Financial expert Martin Lewis has issued a stark warning to UK households, clarifying that a central measure in the recent Autumn Budget will act as the 'biggest tax rising measure' for the country. Following Chancellor Rachel Reeves' announcements, Lewis has been deciphering the complex policy changes for the public.
What is Fiscal Drag and How Does it Work?
On his ITV programme, The Martin Lewis Money Show Live, the money saving expert broke down the concept of 'fiscal drag' in simple terms. He explained that the government has extended the freeze on Income Tax and National Insurance thresholds for another three years, now lasting until 2031.
This means the points at which you start paying tax, or move into a higher tax band, will not increase with inflation or rising wages. The key thresholds that are frozen are:
- The Personal Allowance: £12,570 (the amount you can earn before paying tax)
- The Basic Rate threshold: £50,270 (the point at which the 40% higher rate kicks in)
- The £100,000 point where you start to lose your tax-free allowance
- The £125,000 point for the Additional Rate of 45%
Lewis stated plainly, "Frankly, this extension, it would have probably been cheaper for us if these had been moved up, and they put a penny on income tax. That is fiscal drag."
The Stark Consequences for UK Taxpayers
The impact of this prolonged freeze is significant and will be felt by millions. As wages gradually increase over time, but the tax thresholds remain static, people will find themselves paying a larger proportion of their income in tax.
Martin Lewis provided startling figures to illustrate the scale of this change. He revealed that from when the freeze began in 2021 until its new end date in 2031, the policy is predicted to have the following effects:
- 5.2 million people who were previously non-taxpayers will be pulled into the tax system.
- 4.8 million people who currently pay the basic rate of tax will be pushed into the higher rate tax bracket.
This represents a substantial shift in the UK's tax landscape, effectively creating a stealth tax rise that will 'cost everyone' over the coming years.
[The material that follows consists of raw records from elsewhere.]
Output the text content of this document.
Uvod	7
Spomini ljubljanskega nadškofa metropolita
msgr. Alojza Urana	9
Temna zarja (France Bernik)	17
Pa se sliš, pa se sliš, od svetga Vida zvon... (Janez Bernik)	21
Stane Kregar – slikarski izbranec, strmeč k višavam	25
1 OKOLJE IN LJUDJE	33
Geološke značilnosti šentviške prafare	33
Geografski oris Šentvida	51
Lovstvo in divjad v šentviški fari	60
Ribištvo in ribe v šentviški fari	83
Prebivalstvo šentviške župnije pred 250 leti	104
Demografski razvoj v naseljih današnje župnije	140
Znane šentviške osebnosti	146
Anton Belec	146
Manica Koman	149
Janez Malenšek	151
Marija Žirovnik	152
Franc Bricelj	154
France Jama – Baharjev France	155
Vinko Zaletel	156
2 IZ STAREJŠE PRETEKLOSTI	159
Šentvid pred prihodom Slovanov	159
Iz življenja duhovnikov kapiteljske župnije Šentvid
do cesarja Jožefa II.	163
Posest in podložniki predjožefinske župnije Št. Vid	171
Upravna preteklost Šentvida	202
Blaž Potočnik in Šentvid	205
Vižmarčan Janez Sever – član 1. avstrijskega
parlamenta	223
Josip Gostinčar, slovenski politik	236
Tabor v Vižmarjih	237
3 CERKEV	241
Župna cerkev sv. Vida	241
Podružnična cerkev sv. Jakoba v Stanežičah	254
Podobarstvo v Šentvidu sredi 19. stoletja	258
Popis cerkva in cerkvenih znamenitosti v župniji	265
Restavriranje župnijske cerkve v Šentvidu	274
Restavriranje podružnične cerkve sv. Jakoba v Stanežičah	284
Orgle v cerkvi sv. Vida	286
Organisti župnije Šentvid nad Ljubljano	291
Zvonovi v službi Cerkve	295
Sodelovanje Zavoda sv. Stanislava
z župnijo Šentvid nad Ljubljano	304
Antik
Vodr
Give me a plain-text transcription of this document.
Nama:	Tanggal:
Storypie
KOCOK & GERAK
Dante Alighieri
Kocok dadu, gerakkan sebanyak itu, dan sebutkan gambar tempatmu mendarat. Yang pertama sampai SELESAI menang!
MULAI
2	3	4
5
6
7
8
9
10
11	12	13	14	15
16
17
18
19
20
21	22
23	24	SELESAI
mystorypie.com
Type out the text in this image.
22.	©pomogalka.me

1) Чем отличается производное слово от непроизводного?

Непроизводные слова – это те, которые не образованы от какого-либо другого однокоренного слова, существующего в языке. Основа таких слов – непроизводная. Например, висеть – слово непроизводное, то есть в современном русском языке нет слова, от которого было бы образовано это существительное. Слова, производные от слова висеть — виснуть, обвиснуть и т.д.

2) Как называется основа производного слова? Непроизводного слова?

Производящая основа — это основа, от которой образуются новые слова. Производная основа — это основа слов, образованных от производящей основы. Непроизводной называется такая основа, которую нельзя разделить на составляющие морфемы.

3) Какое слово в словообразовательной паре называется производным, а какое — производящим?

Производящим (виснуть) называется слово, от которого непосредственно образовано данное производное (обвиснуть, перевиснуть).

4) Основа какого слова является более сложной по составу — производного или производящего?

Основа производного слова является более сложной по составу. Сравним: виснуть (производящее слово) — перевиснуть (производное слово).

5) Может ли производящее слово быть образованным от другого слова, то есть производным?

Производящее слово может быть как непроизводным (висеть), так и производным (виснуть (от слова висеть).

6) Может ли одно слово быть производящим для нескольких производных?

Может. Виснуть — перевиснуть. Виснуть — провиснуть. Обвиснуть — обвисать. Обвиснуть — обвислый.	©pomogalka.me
Why This Matters for Your Finances
The core of the issue, as Lewis explained, is that under normal circumstances, you would expect tax thresholds to rise alongside your earnings and the cost of living. "So you're still paying roughly the same proportion of tax as what you earn increases, and what everything costs increases," he said.
However, with the thresholds now frozen until 2031, workers will not get this natural protection. Even if you receive a pay rise that simply matches inflation, you could end up in a higher tax bracket or paying tax for the first time, meaning your real-terms take-home pay may not improve as much as you expect.
This extended freeze means that for the rest of this decade, understanding fiscal drag will be crucial for any UK taxpayer trying to manage their household budget effectively.